Friday, 18 June 2010

World Cup - breakdown by languages

I was pretty amused that Group H has 3 Spanish-speaking countries, Spain and two of its former possessions: Honduras and Chile.

But what about the World Cup as a whole. Well. here's a breakdown. N.B. where there is a clash between the 'official' language and the majority language, I have gone with the majority language (but put the official language in brackets).

Arabic

Algeria

Danish
Denmark

Dutch
Netherlands

English

Nigeria
England
United States
Australia
Ghana
Cameroon*
New Zealand

French
France
Cameroon*
Ivory Coast

German
Germany
Switzerland

Greek
Greece

Italian
Italy

Japanese
Japan

Korean
South Korea
North Korea

Portuguese
Brazil
Portugal

Serbian
Serbia

Slovak
Slovakia

Slovene
Slovenia

Spanish

Mexico
Uruguay
Argentina
Paraguay
Spain
Honduras
Chile

Zulu
South Africa (most widely spoken, but there are eleven official languages)

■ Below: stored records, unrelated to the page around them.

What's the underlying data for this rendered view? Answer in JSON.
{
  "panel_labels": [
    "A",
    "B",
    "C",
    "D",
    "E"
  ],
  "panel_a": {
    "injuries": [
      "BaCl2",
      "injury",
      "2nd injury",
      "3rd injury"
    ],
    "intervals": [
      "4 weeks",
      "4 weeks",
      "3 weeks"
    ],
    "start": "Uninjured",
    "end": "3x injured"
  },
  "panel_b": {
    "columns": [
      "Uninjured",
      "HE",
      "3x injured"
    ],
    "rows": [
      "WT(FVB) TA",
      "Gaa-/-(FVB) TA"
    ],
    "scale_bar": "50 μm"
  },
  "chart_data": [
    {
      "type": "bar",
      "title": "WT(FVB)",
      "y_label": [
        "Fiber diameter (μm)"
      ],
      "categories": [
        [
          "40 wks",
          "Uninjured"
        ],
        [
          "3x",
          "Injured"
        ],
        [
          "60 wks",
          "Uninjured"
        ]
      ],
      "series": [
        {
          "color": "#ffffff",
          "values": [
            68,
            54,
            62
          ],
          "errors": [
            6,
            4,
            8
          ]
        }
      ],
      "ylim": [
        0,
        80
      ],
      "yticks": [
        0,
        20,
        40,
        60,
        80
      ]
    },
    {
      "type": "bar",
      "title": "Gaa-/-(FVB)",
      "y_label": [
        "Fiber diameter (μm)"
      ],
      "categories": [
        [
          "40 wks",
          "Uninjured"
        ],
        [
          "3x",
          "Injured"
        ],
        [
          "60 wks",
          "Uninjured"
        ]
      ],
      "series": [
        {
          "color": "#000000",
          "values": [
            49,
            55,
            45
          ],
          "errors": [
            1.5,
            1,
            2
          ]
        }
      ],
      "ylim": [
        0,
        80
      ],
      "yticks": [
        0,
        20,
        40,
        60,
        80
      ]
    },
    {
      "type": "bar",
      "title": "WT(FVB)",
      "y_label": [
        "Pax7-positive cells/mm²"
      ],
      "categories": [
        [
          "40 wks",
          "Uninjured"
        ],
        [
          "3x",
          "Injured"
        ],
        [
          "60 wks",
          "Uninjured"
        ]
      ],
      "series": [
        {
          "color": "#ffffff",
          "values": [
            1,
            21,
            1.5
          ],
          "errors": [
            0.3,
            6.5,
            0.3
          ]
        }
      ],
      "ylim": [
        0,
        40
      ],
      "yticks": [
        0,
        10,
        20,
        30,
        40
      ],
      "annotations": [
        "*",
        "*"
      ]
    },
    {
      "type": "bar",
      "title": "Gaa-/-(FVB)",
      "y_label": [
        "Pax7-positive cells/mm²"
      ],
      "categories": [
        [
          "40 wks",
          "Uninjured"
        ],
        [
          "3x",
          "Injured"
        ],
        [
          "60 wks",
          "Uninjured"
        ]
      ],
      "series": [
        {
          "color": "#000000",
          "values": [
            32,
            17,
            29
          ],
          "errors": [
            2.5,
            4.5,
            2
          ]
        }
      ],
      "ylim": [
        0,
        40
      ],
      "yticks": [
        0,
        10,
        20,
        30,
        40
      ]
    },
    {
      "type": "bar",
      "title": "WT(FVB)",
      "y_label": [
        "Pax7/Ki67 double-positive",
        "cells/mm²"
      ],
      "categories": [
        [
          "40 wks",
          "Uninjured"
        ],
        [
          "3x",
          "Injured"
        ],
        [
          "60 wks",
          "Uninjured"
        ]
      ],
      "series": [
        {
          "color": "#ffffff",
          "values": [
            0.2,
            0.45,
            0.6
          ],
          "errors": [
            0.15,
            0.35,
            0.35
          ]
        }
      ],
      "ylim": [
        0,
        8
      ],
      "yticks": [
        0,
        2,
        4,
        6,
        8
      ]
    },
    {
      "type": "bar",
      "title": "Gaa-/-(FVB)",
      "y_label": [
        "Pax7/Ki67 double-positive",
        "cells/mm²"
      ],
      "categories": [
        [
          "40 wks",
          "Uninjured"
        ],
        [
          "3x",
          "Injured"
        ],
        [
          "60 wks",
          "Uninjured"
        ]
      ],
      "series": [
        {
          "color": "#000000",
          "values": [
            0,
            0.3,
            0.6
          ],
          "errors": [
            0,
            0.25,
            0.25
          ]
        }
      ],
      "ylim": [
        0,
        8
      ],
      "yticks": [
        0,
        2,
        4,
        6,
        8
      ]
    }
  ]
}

Cameroon speaks both English and French. Switzerland has a tonne of languages but German is the most widely spoken.

So here are the totals

Spanish 7
English
French 2½
German 2
Portuguese 2
Korean 2
Arabic 1
Danish 1
Dutch 1
Greek 1
Italian 1
Japanese 1
Serbian 1
Slovak 1
Slovene 1
Zulu 1

So Spanish just edging ahead there, thanks to my frustrating decision to give Cameroon a 'half' point split over two countries. Don't blame me, blame Cameroon.

My recent blog post on Three Men on a Blog was also about the World Cup.

Read it, if you haven't already.

Also, I decided to do a scheduled publishing of this post at 4am 18th June, at which point I'm pretty likely to be asleep. Is just so I can leave an arbitrary gap between one post and another.